Additional Resources

  • Absolute Value Inequalities: This article provides a comprehensive overview of absolute value inequalities, including how to solve them and how to express the solution as an interval.
  • Solving Absolute Value Inequalities: This article provides step-by-step instructions on how to solve absolute value inequalities, including how to split the inequality into two cases and how to combine the solutions.
  • Absolute Value Inequality Examples: This article provides examples of absolute value inequalities, including how to solve them and how to express the solution as an interval.

Frequently Asked Questions

  • What is an absolute value inequality? An absolute value inequality is an inequality that involves the absolute value of a quantity. It is a type of inequality that can be used to describe the distance of a quantity from zero on the number line.
  • How do I solve an absolute value inequality? To solve an absolute value inequality, you can split the inequality into two cases, one for the positive case and one for the negative case.

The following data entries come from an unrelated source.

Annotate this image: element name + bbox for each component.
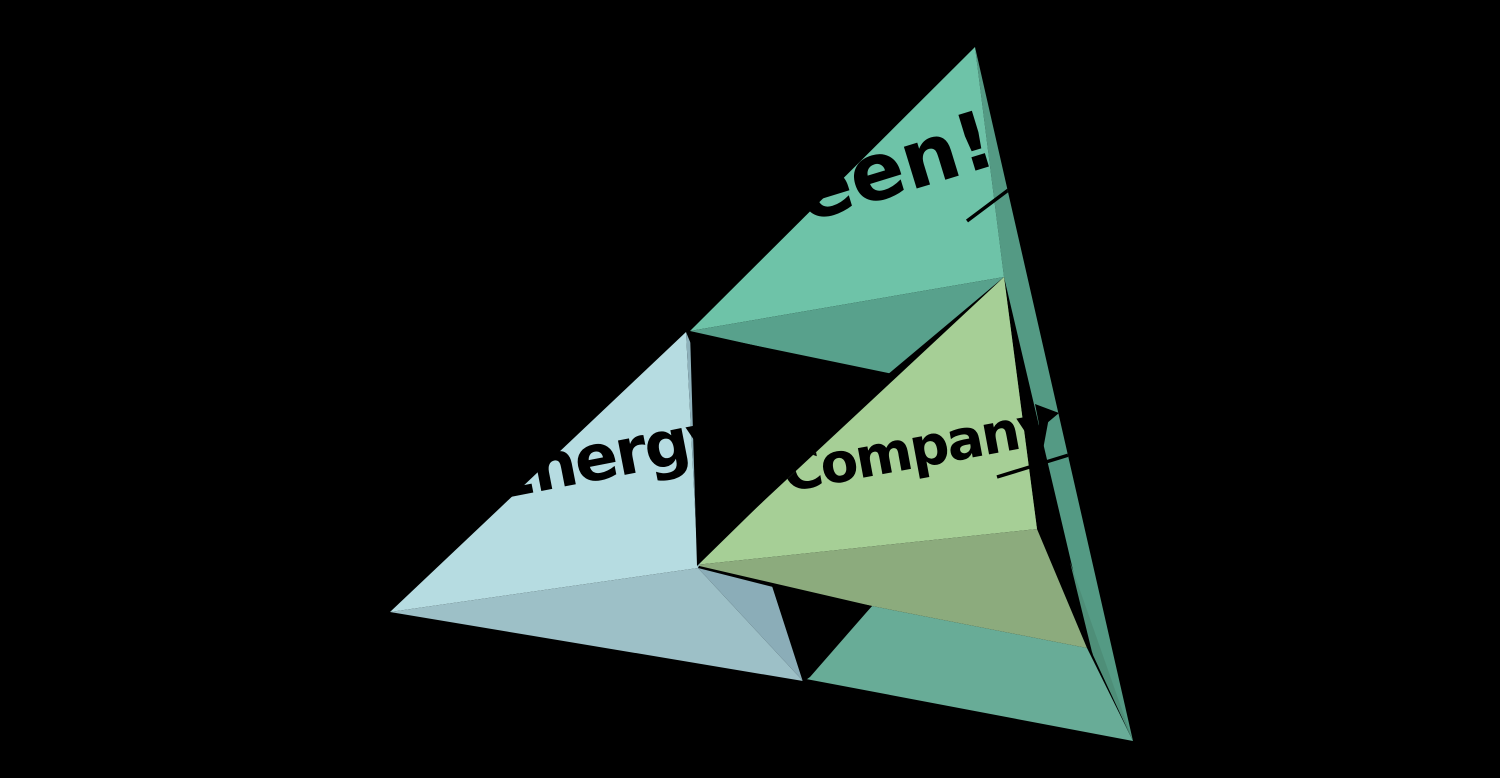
face-left-bottom	[390, 568, 803, 681]
gap-center-hole	[690, 332, 893, 566]
gap-bottom-hole	[772, 586, 872, 682]
face-left-front	[390, 332, 698, 612]
face-olive-band	[695, 529, 1087, 648]
face-company-front	[695, 277, 1037, 565]
leader-line-company	[996, 452, 1073, 479]
face-top-underside	[690, 277, 1004, 375]
face-left-bottom-dark	[698, 568, 803, 681]
tetrahedron-faces	[390, 47, 1133, 741]
face-right-edge-strip	[975, 47, 1133, 741]
face-back-teal	[806, 606, 1133, 741]
face-top-front	[690, 47, 1004, 331]
leader-line-green	[965, 186, 1013, 223]
face-corner-dark	[1070, 562, 1133, 741]
arrowhead-icon	[1035, 404, 1059, 429]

You can then solve each case separately using basic algebraic manipulations.
  • What is the solution to the inequality ∣x−4∣≥9|x-4| \geq 9? The solution to the inequality ∣x−4∣≥9|x-4| \geq 9 is the interval (−∞,−5]∪[13,∞)(-\infty, -5] \cup [13, \infty).

Glossary

  • Absolute value: The absolute value of a quantity is the distance of the quantity from zero on the number line.
  • Absolute value inequality: An inequality that involves the absolute value of a quantity.
  • Positive case: The case where the expression inside the absolute value is positive.
  • Negative case: The case where the expression inside the absolute value is negative.
  • Interval: A set of real numbers that includes all the numbers between two given numbers.